Is AWS DynamoDB fit for data collecting and analysis app?

Is AWS DynamoDB fit for data collecting and analysis app? - database

I'm building a simple let's say survey app. I have the following requirements:
User:
- name
- surname
- age
Question:
- question (text)
- type
- author
Answer:
- value
- date
I want users to give questions to answers and I want to be able to query the following:
Get user's questions and answers
Get question and its answers
Get user's questions and answers by (or where) type
Get answers to questions by value (or where value)
Count answers to a question
Get answers to a question by user age
Get answers to questions over time (by user or general)
So far I came up with the following solution:
So here the Partition Key is the ID and the Sort Key is type
So the first problem is the first requirement:
Get user's questions and answers
Shall I add another type which would be user ?
Now how to:
get a question and its answers ?
I can query id = 1 and type starts with question but then I can get a lot of unnecessary user records.
Now the next one:
get user's answers to questions of specific type (type as question attribute)
How to count same answers to a question?
I'm new to DynamoDB so any help is greatly appreciated!

I would add an id (uuid generated from code) for each table.
Get user's questions and answers
Set userId as field in both Question and Answer, then set an index on that. This will allow you (with 2 separate queries) to get all questions and answer of a particular user.
get a question and its answers ?
Answer will have as field questionId and same index principle applies
get user's answers to questions of specific type (type as question attribute)
You can add a field to Answer, which is questionType and filter on that. Remember that NoSQL schema focuses on the queries you need, not for a perfect normalised schema.
How to count same answers to a question?
I am guessing you meant how many answers does a question have. Well if you know the questionId, just follow "get a question and its answers ?" and execute a .withSelect(Select.COUNT) on the query
EDIT
User:
- userId (hash key)
- name
- surname
- age
Question:
- questionId (hash key)
- question (text)
- type
- author
- askedByUserId (index - hash key)
Answer:
- answerId (hash key)
- value
- date
- answeredByUserId (index - hash key)
- questionId (index - hash key)
So everything depends on how you query data (and of course you may end up switching to SQL even, noSQL not an 1:1 replacement). Referring just by id is not wrong, I would prefer to have immutable questions and answers instead of editing a question every time it receives an answer. So take into consideration that you can't use joins and always prefer immutable data (add a new value instead of editing).
EDIT 2
In order to get all questions and answers from a User, create and manage this table:
UserItems:
- userId (hash key)
- question (full json of a question, optional)
- answer (full json of a answer, optional)
So every time you create a new question for example, add it to both Question and UserItems. Do a simple query based on hash key and you will get all questions and answers, with full data. Again, this is based on your querying needs.

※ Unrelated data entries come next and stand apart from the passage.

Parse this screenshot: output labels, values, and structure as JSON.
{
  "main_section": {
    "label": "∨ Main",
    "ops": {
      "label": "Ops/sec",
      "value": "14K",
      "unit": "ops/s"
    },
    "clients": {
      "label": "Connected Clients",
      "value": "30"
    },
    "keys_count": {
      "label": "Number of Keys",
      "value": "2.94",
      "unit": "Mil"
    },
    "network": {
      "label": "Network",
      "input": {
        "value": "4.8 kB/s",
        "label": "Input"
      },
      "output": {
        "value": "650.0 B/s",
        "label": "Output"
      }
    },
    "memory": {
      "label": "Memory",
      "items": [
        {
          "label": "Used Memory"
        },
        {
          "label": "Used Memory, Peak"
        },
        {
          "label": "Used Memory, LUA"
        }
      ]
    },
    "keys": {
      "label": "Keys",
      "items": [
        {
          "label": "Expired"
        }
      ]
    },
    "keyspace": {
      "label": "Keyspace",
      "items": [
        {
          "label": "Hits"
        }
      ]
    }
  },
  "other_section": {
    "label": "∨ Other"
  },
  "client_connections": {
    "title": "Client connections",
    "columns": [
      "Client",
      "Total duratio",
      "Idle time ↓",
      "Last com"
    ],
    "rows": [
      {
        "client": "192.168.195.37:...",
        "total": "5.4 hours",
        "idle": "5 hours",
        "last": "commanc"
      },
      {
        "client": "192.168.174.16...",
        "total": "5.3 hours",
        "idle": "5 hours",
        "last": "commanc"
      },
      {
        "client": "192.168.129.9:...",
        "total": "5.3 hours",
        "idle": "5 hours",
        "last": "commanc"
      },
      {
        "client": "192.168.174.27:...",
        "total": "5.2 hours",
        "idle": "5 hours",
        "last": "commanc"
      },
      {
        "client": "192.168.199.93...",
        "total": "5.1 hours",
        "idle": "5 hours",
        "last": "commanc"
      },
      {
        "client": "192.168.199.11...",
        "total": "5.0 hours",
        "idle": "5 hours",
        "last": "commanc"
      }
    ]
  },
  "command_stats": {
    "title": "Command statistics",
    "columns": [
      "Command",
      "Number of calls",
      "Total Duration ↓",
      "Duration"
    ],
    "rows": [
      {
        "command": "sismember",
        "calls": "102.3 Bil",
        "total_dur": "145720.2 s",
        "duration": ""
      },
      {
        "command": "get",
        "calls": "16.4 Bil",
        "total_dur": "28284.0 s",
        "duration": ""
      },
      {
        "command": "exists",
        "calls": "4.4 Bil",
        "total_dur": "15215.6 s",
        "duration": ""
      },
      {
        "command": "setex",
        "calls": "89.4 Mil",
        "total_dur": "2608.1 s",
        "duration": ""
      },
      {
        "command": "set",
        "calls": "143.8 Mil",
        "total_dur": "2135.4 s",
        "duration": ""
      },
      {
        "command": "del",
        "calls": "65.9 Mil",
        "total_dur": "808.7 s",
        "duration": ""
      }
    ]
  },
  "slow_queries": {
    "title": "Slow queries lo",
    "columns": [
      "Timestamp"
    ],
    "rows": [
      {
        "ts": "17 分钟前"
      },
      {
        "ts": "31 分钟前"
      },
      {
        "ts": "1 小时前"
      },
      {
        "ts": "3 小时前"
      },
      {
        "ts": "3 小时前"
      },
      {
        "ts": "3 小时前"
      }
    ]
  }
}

Ok, so it took me a few good hours to figure out the answer.
Let's start with the entities and their relationships, here is the diagram:
Where:
USR - User
ANS - Answer
QUE - Question
As it can be seen above, I don't have any many-to-many relationships so the only pattern I will be using for retrieving the data is the Primary Key (Partition Key + Selection Key) pattern.
If I had many-to-many relationship in the model, apart from PK+SK I would also use GSI (Global Secondary Index)
GSI can also be used to create a different view, for example by swapping places of PK with SK.
Now the DB access patterns:
The above unfortunately doesn't cover all the access patterns, a few more I can think of are:
Query answers by user age
Query answers to a question and calculate percentage of answers by type (should this be calculated outside of the DynamoDB?)
And now the DB Table design:
So based on the access patterns in the Access Patterns table with this design I can query:
All the answers of a user to a question
SELECT PK=USR_1 WHERE SK begins_with(AR_QUE_2)
All the answers to all the question by a user
SELECT PK=USR_1 WHERE SK begins_with(AR_QUE) - in this case I would have to include question metadata (question itself as text) in the attributes of the AR_QUE_X_ANS_Y so that I don't have to query the table multiple times to get all the questions metadata.
All the answers to a question
Select PK=QUE_2
I'd really love to hear someone's opinion on this one.
I also appreciate that in some cases I would have to denormalise data and insert metadata information in Attributes.
I am still very curious how I could calculate number of answers by type to a question and calculate for example a percentage of answers of different type.

Related

Managing both fixed and user-defined values

I'm designing the database for an application in which the user is presented with questions, and he must answer them. Think of it either as a questionnaire or as a quiz game, the concept applies to both. I plan to have:
a table with the questions
a table with the possible answers, each of them linked to the question it belongs to with a foreign key (let's keep things simple and assume it's a 1:many relationship, where answers cannot be shared between questions)
a table with the answers that users provided (with foreign keys to the question, the answer and the user ID)
Since many of the questions will be common cases, like yes/no, I decided I'd specify a "question type" enumeration to each question. If the application sees a yes/no question, for example, it means there are no answers in the database, and the application will automatically add the two answers, "Yes" and "No". This saves me hundreds or thousands of useless rows in the answers table.
However, I'm not sure how I should define the table to record user answers. Without the special types of questions, I'd just record the question ID, the answer ID and the user ID, which means "user X answered Y to question Z". However, "yes/no" questions would not have a matching answer in the table, so I can't use the answer ID.
Even making the answers shareable between questions (by making a many-to-many relationship between questions and answers) is not a good solution. Sure, it would allow me to define "Yes" and "No" as regular answers, but then applications should be aware that a "yes/no" question uses answers (say) 7 and 8 - or, when creating a "yes/no" question answers 7 and 8 should be bound to that question. But this means that these "special" answers' IDs must be hardcoded somewhere else. Also, this would not scale well should I add more special types of question in the future.
How should I proceed? Ideally, I need to store in each row of my "user answers" table either a fixed value or a foreign key to the answers table. Is there a better solution than using two columns, one of which is NULL?
I'm using SQL Server, if that matters.

Based on your description I think I'd go on the route of adding another column to the table and making the FK column nullable.
You'd probably have only a few choices for those special questions, so a nullable TINYINT datatype would cut it, and it is only 1 extra byte for your answer row. If this extra column happen to raise the number of columns to more than a multiple of eight, say you go from 8 to 9 or 16 to 17, than you pay another extra byte for the growth of the null bitmap. But it's 2 extra bytes per row worst case.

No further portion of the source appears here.